Hello guys! My name is Totoy Mola. I would like to wholeheartedly welcome you to my website. In here, you will find some really good stuff like absolutely funny jokes. Well at least for me, and you know, I'm a guy who's extremely difficult to please. So if you don't find my jokes funny then you can shoot yourself for your lack of sense of humor.
I also regularly post really good chess tips and puzzles. I used to be a really good chess player, and very active too, until I lost steam when a 4-year old kid beat me some years ago. No, seriously, I can beat top chess engines like Rybka, but that's when I use Houdini of course. But without the help of an engine, I might have a chance to beat the likes of Magnus Carlsen, Wesley So and Garry Kasparov. Just give me a few advantages such as two extra Queens maybe, and my opponent must use the not-so-famous Berlin Game (which I will tell you about later).
I'm also a cunning linguist.
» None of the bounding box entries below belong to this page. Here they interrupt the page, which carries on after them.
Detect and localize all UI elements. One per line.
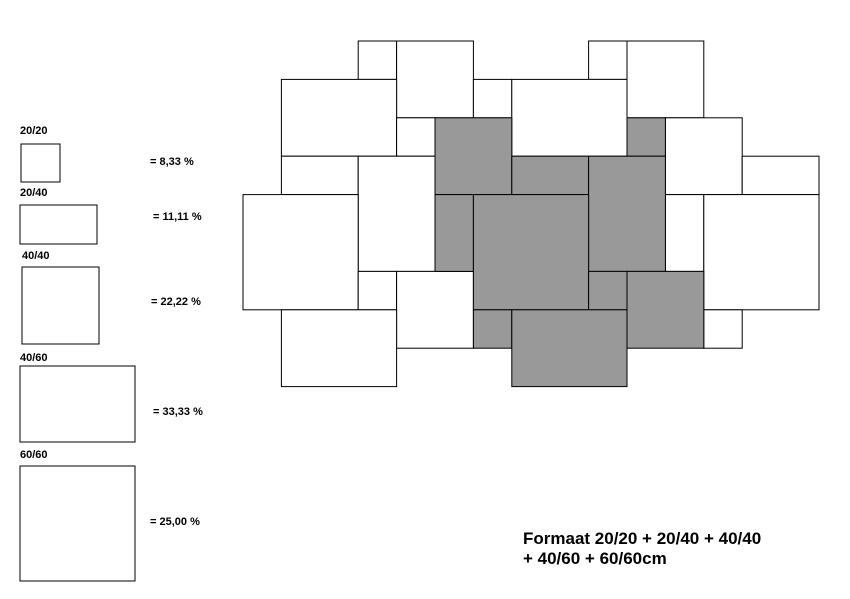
legend-tile (19, 204, 98, 245)
legend: 20/20 = 8,33 % 20/40 = 11,11 % 40/40 = 2… (19, 125, 203, 582)
tile (357, 155, 436, 272)
legend-label: 40/40 (22, 250, 50, 262)
tile (396, 270, 474, 349)
legend-label: 20/20 (20, 125, 48, 137)
tile (280, 309, 398, 388)
legend-share: = 11,11 % (153, 211, 202, 223)
tile-gray (588, 270, 628, 311)
legend-share: = 25,00 % (150, 516, 200, 528)
legend-label: 60/60 (20, 449, 48, 461)
tile (280, 155, 359, 196)
tile (242, 194, 359, 311)
tile-gray (511, 309, 628, 388)
tile (588, 40, 628, 80)
legend-label: 20/40 (20, 187, 48, 199)
legend-tile (19, 465, 136, 582)
tile (472, 78, 513, 119)
tile (626, 40, 705, 119)
tile (703, 194, 820, 311)
legend-share: = 22,22 % (151, 296, 201, 308)
tile-gray (472, 309, 513, 349)
caption-line: + 40/60 + 60/60cm (523, 549, 667, 568)
tile (396, 117, 436, 157)
tile (741, 155, 820, 196)
tile (357, 270, 398, 311)
legend-share: = 8,33 % (150, 156, 194, 168)
tile (664, 117, 743, 196)
tile-gray (434, 117, 513, 196)
legend-label: 40/60 (20, 352, 48, 364)
tile-pattern (242, 40, 820, 388)
tile-gray (511, 155, 590, 196)
legend-tile (21, 266, 100, 345)
tile (357, 40, 398, 80)
tile (396, 40, 474, 119)
tile-gray (626, 270, 705, 349)
tile-gray (626, 117, 666, 157)
tile-gray (472, 194, 590, 311)
legend-share: = 33,33 % (153, 406, 203, 418)
legend-tile (20, 143, 61, 183)
tile-gray (588, 155, 666, 272)
legend-tile (19, 365, 136, 443)
tile (703, 309, 743, 349)
tile (511, 78, 628, 157)
tile-gray (434, 194, 474, 272)
tile (664, 194, 705, 272)
caption-line: Formaat 20/20 + 20/40 + 40/40 (523, 529, 761, 548)
tile (280, 78, 398, 157)
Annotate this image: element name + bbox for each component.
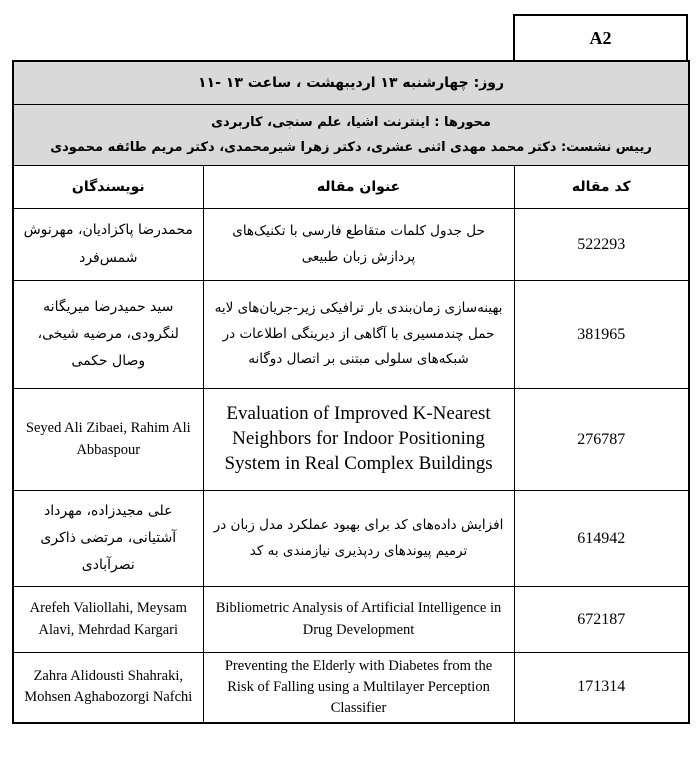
paper-row: 276787 Evaluation of Improved K-Nearest …	[12, 388, 690, 491]
paper-title-cell: حل جدول کلمات متقاطع فارسی با تکنیک‌های …	[202, 208, 515, 281]
paper-authors-cell: Zahra Alidousti Shahraki, Mohsen Aghaboz…	[12, 652, 204, 723]
paper-code-cell: 381965	[513, 280, 690, 389]
paper-title-cell: Preventing the Elderly with Diabetes fro…	[202, 652, 515, 723]
session-code-badge: A2	[513, 14, 688, 60]
paper-title-cell: Evaluation of Improved K-Nearest Neighbo…	[202, 388, 515, 491]
column-header-title: عنوان مقاله	[202, 165, 515, 209]
session-datetime: روز: چهارشنبه ۱۳ اردیبهشت ، ساعت ۱۳ -۱۱	[12, 60, 690, 105]
paper-code-cell: 522293	[513, 208, 690, 281]
paper-row: 614942 افزایش داده‌های کد برای بهبود عمل…	[12, 490, 690, 587]
session-chairs: رییس نشست: دکتر محمد مهدی اثنی عشری، دکت…	[50, 140, 652, 155]
paper-authors-cell: علی مجیدزاده، مهرداد آشتیانی، مرتضی ذاکر…	[12, 490, 204, 587]
paper-row: 171314 Preventing the Elderly with Diabe…	[12, 652, 690, 723]
session-meta-row: محورها : اینترنت اشیا، علم سنجی، کاربردی…	[12, 104, 690, 166]
paper-code-cell: 171314	[513, 652, 690, 723]
paper-code-cell: 276787	[513, 388, 690, 491]
column-header-row: کد مقاله عنوان مقاله نویسندگان	[12, 165, 690, 209]
session-meta-cell: محورها : اینترنت اشیا، علم سنجی، کاربردی…	[12, 104, 690, 166]
session-code-row: A2	[12, 0, 688, 60]
paper-title-cell: افزایش داده‌های کد برای بهبود عملکرد مدل…	[202, 490, 515, 587]
paper-authors-cell: سید حمیدرضا میریگانه لنگرودی، مرضیه شیخی…	[12, 280, 204, 389]
paper-authors-cell: Seyed Ali Zibaei, Rahim Ali Abbaspour	[12, 388, 204, 491]
paper-code-cell: 614942	[513, 490, 690, 587]
paper-authors-cell: Arefeh Valiollahi, Meysam Alavi, Mehrdad…	[12, 586, 204, 653]
paper-row: 672187 Bibliometric Analysis of Artifici…	[12, 586, 690, 653]
session-datetime-row: روز: چهارشنبه ۱۳ اردیبهشت ، ساعت ۱۳ -۱۱	[12, 60, 690, 105]
column-header-code: کد مقاله	[513, 165, 690, 209]
session-tracks: محورها : اینترنت اشیا، علم سنجی، کاربردی	[211, 114, 491, 130]
paper-title-cell: بهینه‌سازی زمان‌بندی بار ترافیکی زیر-جری…	[202, 280, 515, 389]
program-sheet: A2 روز: چهارشنبه ۱۳ اردیبهشت ، ساعت ۱۳ -…	[12, 0, 691, 724]
paper-title-cell: Bibliometric Analysis of Artificial Inte…	[202, 586, 515, 653]
paper-code-cell: 672187	[513, 586, 690, 653]
paper-row: 522293 حل جدول کلمات متقاطع فارسی با تکن…	[12, 208, 690, 281]
paper-authors-cell: محمدرضا پاکزادیان، مهرنوش شمس‌فرد	[12, 208, 204, 281]
column-header-authors: نویسندگان	[12, 165, 204, 209]
paper-row: 381965 بهینه‌سازی زمان‌بندی بار ترافیکی …	[12, 280, 690, 389]
session-schedule-table: روز: چهارشنبه ۱۳ اردیبهشت ، ساعت ۱۳ -۱۱ …	[12, 60, 691, 724]
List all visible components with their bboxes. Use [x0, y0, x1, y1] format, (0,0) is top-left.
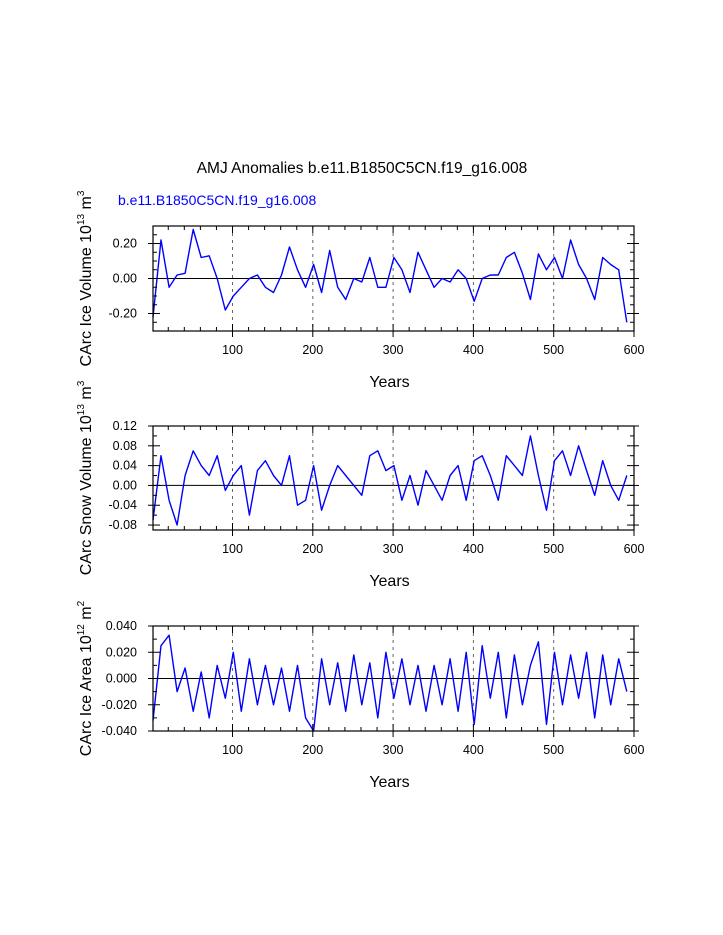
panel-2-xtick-label-400: 400	[463, 542, 484, 556]
panel-3-ytick-label-2: 0.000	[106, 672, 137, 686]
panel-1-ylabel-part-1: CArc Ice Volume 10	[78, 225, 95, 367]
panel-3-xtick-label-500: 500	[543, 743, 564, 757]
panel-2-xtick-label-500: 500	[543, 542, 564, 556]
panel-2-ylabel-part-4: 3	[76, 380, 87, 386]
panel-2-ylabel-part-3: m	[78, 386, 95, 404]
panel-2-ytick-label-5: 0.12	[113, 419, 137, 433]
panel-2-ytick-label-1: -0.04	[109, 498, 138, 512]
panel-2-xlabel: Years	[369, 573, 409, 590]
panel-1-xtick-label-100: 100	[222, 343, 243, 357]
panel-1-xtick-label-200: 200	[302, 343, 323, 357]
panel-3-ytick-label-0: -0.040	[102, 724, 137, 738]
case-label: b.e11.B1850C5CN.f19_g16.008	[118, 192, 316, 208]
panel-2-ylabel-part-2: 13	[76, 404, 87, 416]
panel-3-ylabel-part-3: m	[78, 606, 95, 624]
panel-1-xtick-label-300: 300	[383, 343, 404, 357]
panel-3-xtick-label-400: 400	[463, 743, 484, 757]
panel-2-ytick-label-2: 0.00	[113, 478, 137, 492]
panel-2-xtick-label-600: 600	[624, 542, 645, 556]
panel-2-xtick-label-200: 200	[302, 542, 323, 556]
panel-3-ytick-label-4: 0.040	[106, 619, 137, 633]
panel-1-xlabel: Years	[369, 374, 409, 391]
panel-3-ylabel-part-1: CArc Ice Area 10	[78, 635, 95, 756]
panel-1: 100 200 300 400 500 600 -0.20 0.00 0.20 Years CArc…	[76, 190, 644, 391]
panel-1-ylabel-part-2: 13	[76, 213, 87, 225]
panel-3-xtick-label-600: 600	[624, 743, 645, 757]
panel-3-xtick-label-300: 300	[383, 743, 404, 757]
panel-1-xtick-label-500: 500	[543, 343, 564, 357]
panel-1-ytick-label-0: -0.20	[109, 307, 138, 321]
panel-1-ytick-label-2: 0.20	[113, 237, 137, 251]
panel-2-ylabel: CArc Snow Volume 1013 m3	[76, 380, 95, 575]
panel-1-xtick-label-400: 400	[463, 343, 484, 357]
panel-2-ytick-label-0: -0.08	[109, 518, 138, 532]
panel-3-ytick-label-3: 0.020	[106, 645, 137, 659]
panel-2-xtick-label-100: 100	[222, 542, 243, 556]
panel-1-ylabel: CArc Ice Volume 1013 m3	[76, 190, 95, 366]
panel-1-ylabel-part-3: m	[78, 196, 95, 214]
panel-3-series-line-1	[152, 634, 628, 732]
panel-3-ytick-label-1: -0.020	[102, 698, 137, 712]
panel-3-xlabel: Years	[369, 774, 409, 791]
panel-3-xtick-label-100: 100	[222, 743, 243, 757]
panel-3-ylabel-part-4: 2	[76, 600, 87, 606]
panel-3-ylabel: CArc Ice Area 1012 m2	[76, 600, 95, 756]
panel-2-ytick-label-3: 0.04	[113, 459, 137, 473]
panel-1-ylabel-part-4: 3	[76, 190, 87, 196]
panel-2-series-line-1	[152, 435, 628, 526]
panel-2-xtick-label-300: 300	[383, 542, 404, 556]
panel-2-ytick-label-4: 0.08	[113, 439, 137, 453]
panel-2: 100 200 300 400 500 600 -0.08 -0.04 0.00 0.04 0.08…	[76, 380, 644, 590]
panel-3-xtick-label-200: 200	[302, 743, 323, 757]
panels: 100 200 300 400 500 600 -0.20 0.00 0.20 Years CArc…	[76, 190, 644, 791]
panel-3: 100 200 300 400 500 600 -0.040 -0.020 0.000 0.020…	[76, 600, 644, 791]
panel-1-series-line-1	[152, 228, 628, 323]
panel-1-ytick-label-1: 0.00	[113, 272, 137, 286]
figure-title: AMJ Anomalies b.e11.B1850C5CN.f19_g16.00…	[197, 160, 528, 177]
panel-1-xtick-label-600: 600	[624, 343, 645, 357]
panel-3-ylabel-part-2: 12	[76, 624, 87, 636]
panel-2-ylabel-part-1: CArc Snow Volume 10	[78, 415, 95, 575]
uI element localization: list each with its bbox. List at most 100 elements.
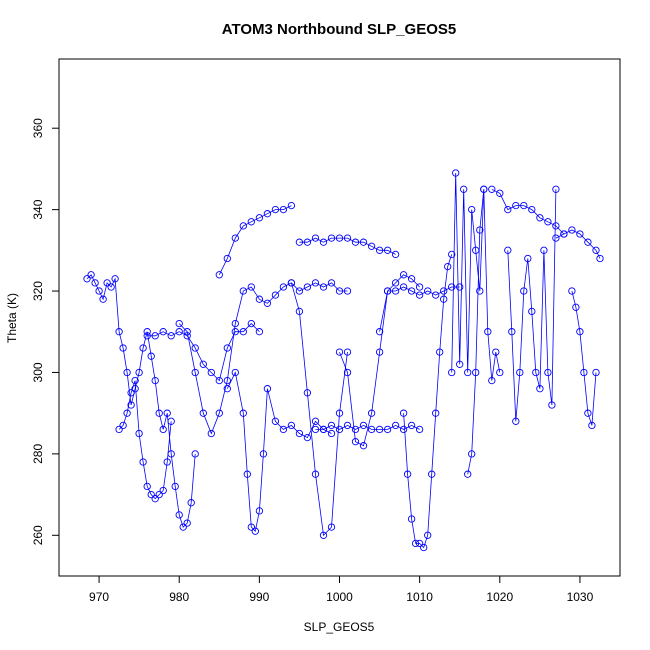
data-point	[367, 425, 376, 434]
data-point	[279, 425, 288, 434]
data-point	[111, 275, 119, 283]
data-point	[540, 246, 548, 254]
data-point	[335, 234, 344, 242]
data-point	[295, 429, 304, 438]
series-line	[379, 286, 460, 332]
data-point	[448, 368, 456, 377]
data-point	[512, 417, 520, 425]
data-point	[139, 344, 147, 352]
data-point	[159, 425, 167, 434]
data-point	[295, 287, 304, 295]
data-point	[351, 438, 360, 446]
series-line	[467, 189, 501, 475]
data-point	[588, 421, 596, 430]
data-point	[143, 328, 151, 336]
data-point	[484, 328, 492, 336]
data-point	[572, 303, 580, 311]
data-point	[576, 328, 584, 336]
data-point	[403, 470, 412, 478]
data-point	[399, 271, 408, 279]
y-tick-label: 300	[31, 362, 45, 382]
data-point	[239, 328, 247, 336]
data-point	[460, 185, 468, 193]
data-point	[103, 279, 111, 287]
data-point	[287, 279, 296, 287]
data-point	[440, 287, 448, 295]
data-point	[464, 470, 472, 478]
data-point	[131, 376, 139, 385]
y-tick-label: 360	[31, 118, 45, 138]
data-point	[359, 442, 368, 450]
data-point	[351, 425, 360, 434]
data-point	[407, 287, 416, 295]
data-point	[83, 275, 91, 283]
data-point	[251, 527, 259, 535]
data-point	[303, 433, 312, 442]
data-point	[247, 218, 255, 226]
data-point	[191, 368, 199, 377]
data-point	[123, 368, 131, 377]
data-point	[231, 319, 239, 328]
data-point	[147, 490, 155, 499]
data-point	[504, 246, 512, 254]
data-point	[415, 283, 424, 291]
data-point	[91, 279, 99, 287]
data-point	[263, 210, 272, 218]
data-point	[375, 246, 384, 254]
data-point	[391, 250, 400, 259]
data-point	[119, 421, 127, 430]
series-line	[218, 205, 292, 275]
data-point	[568, 226, 576, 234]
data-point	[119, 344, 127, 352]
data-point	[223, 344, 231, 352]
data-point	[552, 234, 560, 242]
data-point	[183, 519, 191, 527]
data-point	[151, 376, 159, 385]
series-line	[507, 189, 557, 422]
data-point	[456, 360, 464, 368]
data-point	[367, 409, 376, 417]
data-point	[207, 368, 215, 377]
data-point	[319, 283, 328, 291]
data-point	[279, 205, 288, 214]
data-point	[335, 425, 344, 434]
data-point	[464, 368, 472, 377]
data-point	[287, 421, 296, 430]
data-point	[215, 271, 223, 279]
data-point	[448, 250, 456, 259]
data-point	[223, 385, 231, 393]
plot-area	[83, 169, 604, 552]
data-point	[327, 421, 336, 430]
data-point	[592, 368, 600, 377]
x-tick-label: 970	[89, 590, 109, 604]
data-point	[399, 283, 408, 291]
data-point	[319, 238, 328, 246]
data-point	[87, 271, 95, 279]
data-point	[415, 539, 424, 548]
data-point	[552, 222, 560, 230]
data-point	[215, 409, 223, 417]
data-point	[472, 368, 480, 377]
data-point	[552, 185, 560, 193]
data-point	[343, 368, 352, 377]
data-point	[327, 429, 336, 438]
data-point	[584, 238, 592, 246]
data-point	[391, 287, 400, 295]
data-point	[319, 425, 328, 434]
data-point	[255, 214, 264, 222]
x-tick-label: 1020	[486, 590, 513, 604]
data-point	[231, 368, 239, 377]
series-line	[226, 371, 332, 533]
data-point	[383, 425, 392, 434]
data-point	[512, 201, 520, 210]
data-point	[279, 283, 288, 291]
data-point	[496, 368, 504, 377]
data-point	[359, 421, 368, 430]
data-point	[123, 409, 131, 417]
data-point	[259, 450, 268, 458]
data-point	[115, 328, 123, 336]
data-point	[496, 189, 504, 197]
data-point	[327, 234, 336, 242]
data-point	[151, 495, 159, 503]
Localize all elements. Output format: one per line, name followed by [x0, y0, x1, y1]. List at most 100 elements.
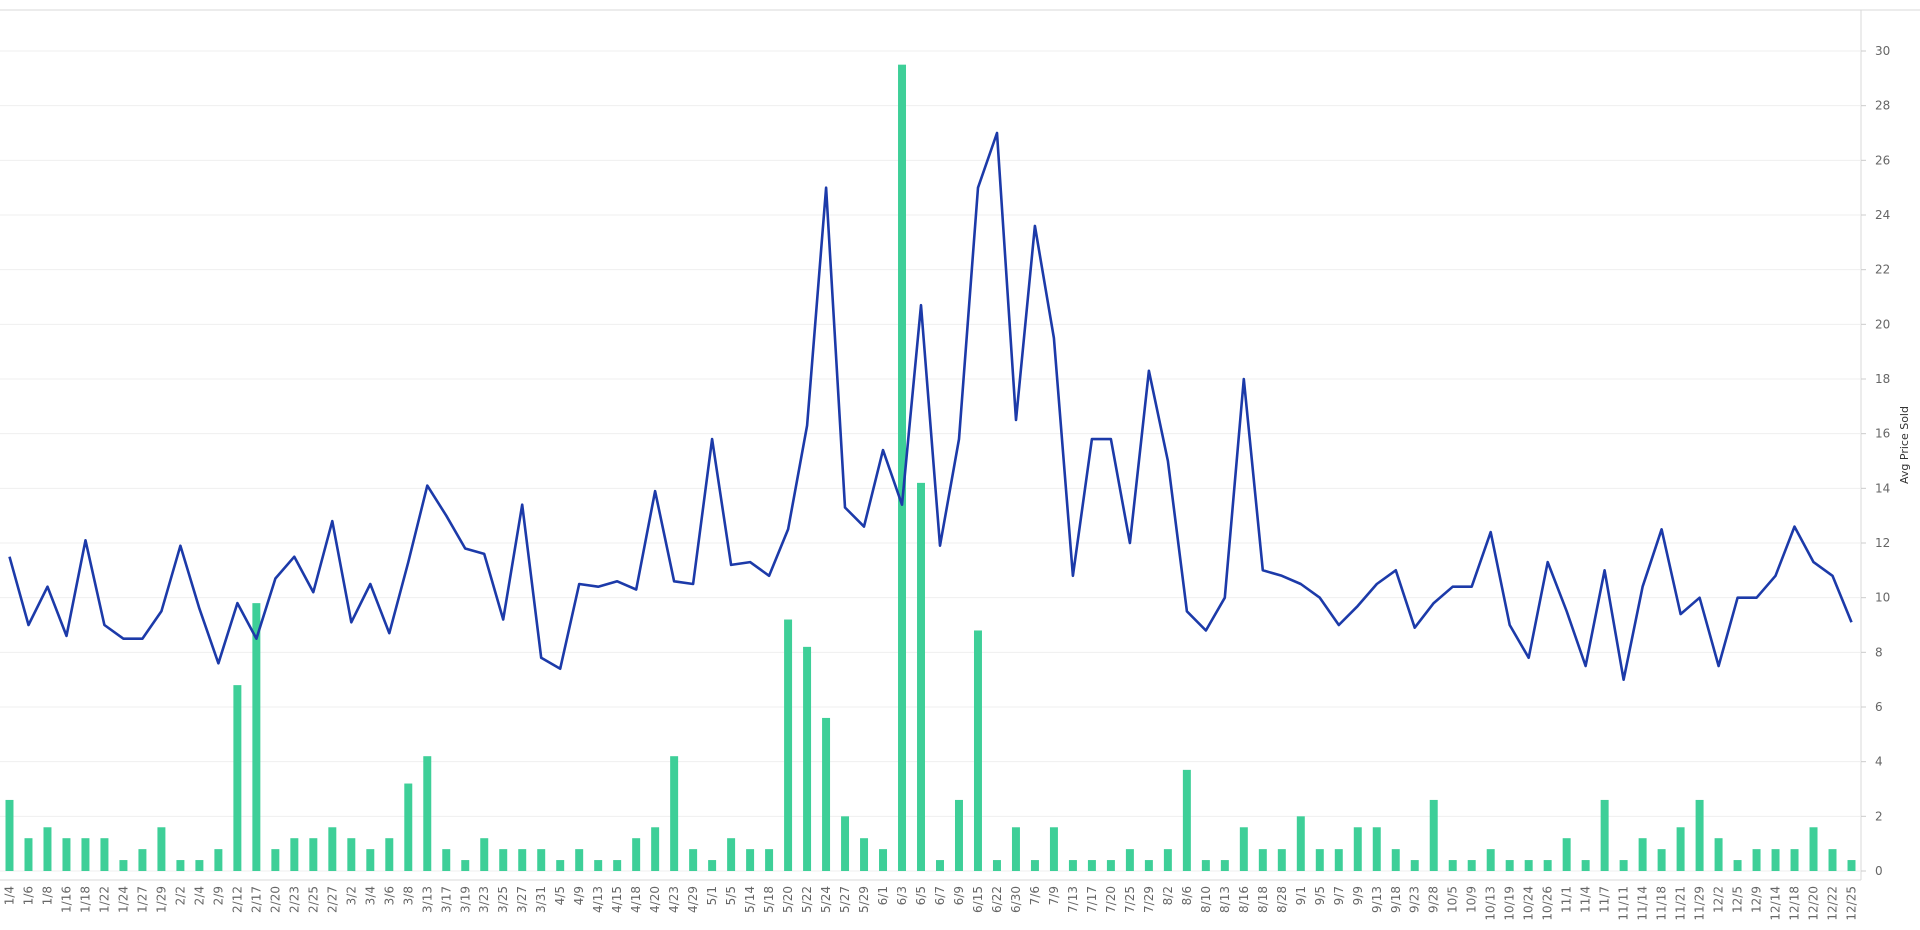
bar [195, 860, 204, 871]
bar [1372, 827, 1381, 871]
bar [1714, 838, 1723, 871]
x-tick-label: 4/13 [591, 886, 605, 913]
bar [442, 849, 451, 871]
bar [480, 838, 489, 871]
bar [1030, 860, 1039, 871]
bar [860, 838, 869, 871]
bar [233, 685, 242, 871]
x-tick-label: 12/14 [1769, 886, 1783, 921]
y-tick-label: 0 [1875, 864, 1883, 878]
bar [765, 849, 774, 871]
x-tick-label: 5/18 [762, 886, 776, 913]
x-tick-label: 5/24 [819, 886, 833, 913]
x-tick-label: 3/13 [420, 886, 434, 913]
y-tick-label: 26 [1875, 153, 1890, 167]
bar [347, 838, 356, 871]
x-tick-label: 12/20 [1807, 886, 1821, 921]
bar [1220, 860, 1229, 871]
y-tick-label: 24 [1875, 208, 1890, 222]
bar [632, 838, 641, 871]
x-tick-label: 4/23 [667, 886, 681, 913]
bar [1011, 827, 1020, 871]
x-tick-label: 2/23 [287, 886, 301, 913]
x-tick-label: 8/16 [1237, 886, 1251, 913]
x-tick-label: 7/13 [1066, 886, 1080, 913]
y-tick-label: 28 [1875, 99, 1890, 113]
bar [1296, 816, 1305, 871]
bar [727, 838, 736, 871]
x-tick-label: 9/7 [1332, 886, 1346, 905]
x-tick-label: 10/24 [1522, 886, 1536, 921]
x-tick-label: 8/18 [1256, 886, 1270, 913]
bar [1068, 860, 1077, 871]
x-tick-label: 6/7 [933, 886, 947, 905]
x-tick-label: 1/29 [154, 886, 168, 913]
bar [1334, 849, 1343, 871]
x-tick-label: 3/31 [534, 886, 548, 913]
bar [1239, 827, 1248, 871]
x-tick-label: 1/18 [78, 886, 92, 913]
x-tick-label: 2/9 [211, 886, 225, 905]
bar [499, 849, 508, 871]
bar [803, 646, 812, 871]
bar [1106, 860, 1115, 871]
x-tick-label: 6/9 [952, 886, 966, 905]
x-tick-label: 2/17 [249, 886, 263, 913]
bar [1790, 849, 1799, 871]
x-tick-label: 5/14 [743, 886, 757, 913]
bar [1752, 849, 1761, 871]
bar [1657, 849, 1666, 871]
bar [613, 860, 622, 871]
x-tick-label: 2/27 [325, 886, 339, 913]
x-tick-label: 3/23 [477, 886, 491, 913]
bar [841, 816, 850, 871]
x-tick-label: 12/9 [1750, 886, 1764, 913]
x-tick-label: 12/18 [1788, 886, 1802, 921]
bar [1733, 860, 1742, 871]
bar [1391, 849, 1400, 871]
bar [43, 827, 52, 871]
bar [1486, 849, 1495, 871]
x-tick-label: 10/19 [1503, 886, 1517, 921]
x-tick-label: 12/22 [1826, 886, 1840, 921]
bar [575, 849, 584, 871]
bar [1524, 860, 1533, 871]
bar [651, 827, 660, 871]
x-tick-label: 1/4 [2, 886, 16, 905]
x-tick-label: 3/6 [382, 886, 396, 905]
x-tick-label: 7/6 [1028, 886, 1042, 905]
y-tick-label: 16 [1875, 427, 1890, 441]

I speak several languages because of my good memory and ability to quickly learn. The languages I speak include English and bad English (more commonly known as Engrish). I will be posting Spanish tutorials and Chinese tutorials (and maybe basic tutorials on some other languages such as Norwegian, German, French and Tagalog) on my blog so keep coming back if you're a big fan of linguistics.
Another thing that I really like to do is taking/collecting photos. My collection includes photos of cute cats (pussies), stunning sceneries, and pretty ladies. My apologies to perverts but you won't find any nude photos here so if you're expecting to see one, you'll be disappointed. However, if you love wholesome and decent (or half-decent) photography (of course you do.. only blind people don't like nice photos), keep coming back to this site and you might just get lucky to see something you'd really love (I see pervs getting excited now like their nipples are being squeezed).
There are more interesting stuff that you will find on this website, but the last thing I will make a special of is my compilation of dating tips. This section is dedicated to guys who can't get a girlfriend. I'm a citizen of humanity, and I don't want to read another news of guys committing suicide or cutting their dick off (and fed to dogs) just because they can't get a lover. I know how it feels, you poor bastard. Your suffering is going to end now that you've come to the right place. Read my story below.
My whole life I have always wanted to be that guy who bangs all the hot chicks without exerting too much effort. It used to be a dream that seemed impossible to achieve. But guess what, I am that guy now! No more spending on drinks in bars only to have the chick go with someone else. No more wasting money on dinners only to go home alone and jerk off while watching "you know what". Now I actually get all the girls that I can handle, whenever I want it. Now I have the confidence to get those chicks I barely even had the courage to talk to once upon a time. If someone had only told me it was as easy as ABC, I would have done it a long time ago. I have been there, and I know the feeling very well. So now I'm here to tell you about my secret so you can start hooking up and stop waiting around like I did for so long.
Age: 25 (forever)
Location: Manila, PH
Hobbies: Video games, karaoke, watching movies, playing chess, and hunting pussies!
Sorry about the cat photo. I guess I'm too mysterious to reveal my true face. Besides, I have a severe schizophrenia (multiple personality). My different personalities include being a web developer, a chess player, a businessman, a horny guy, a music lover, a religious person, and a cat enthusiast (thus the cat photo above and the slogan "pussy hunting expert").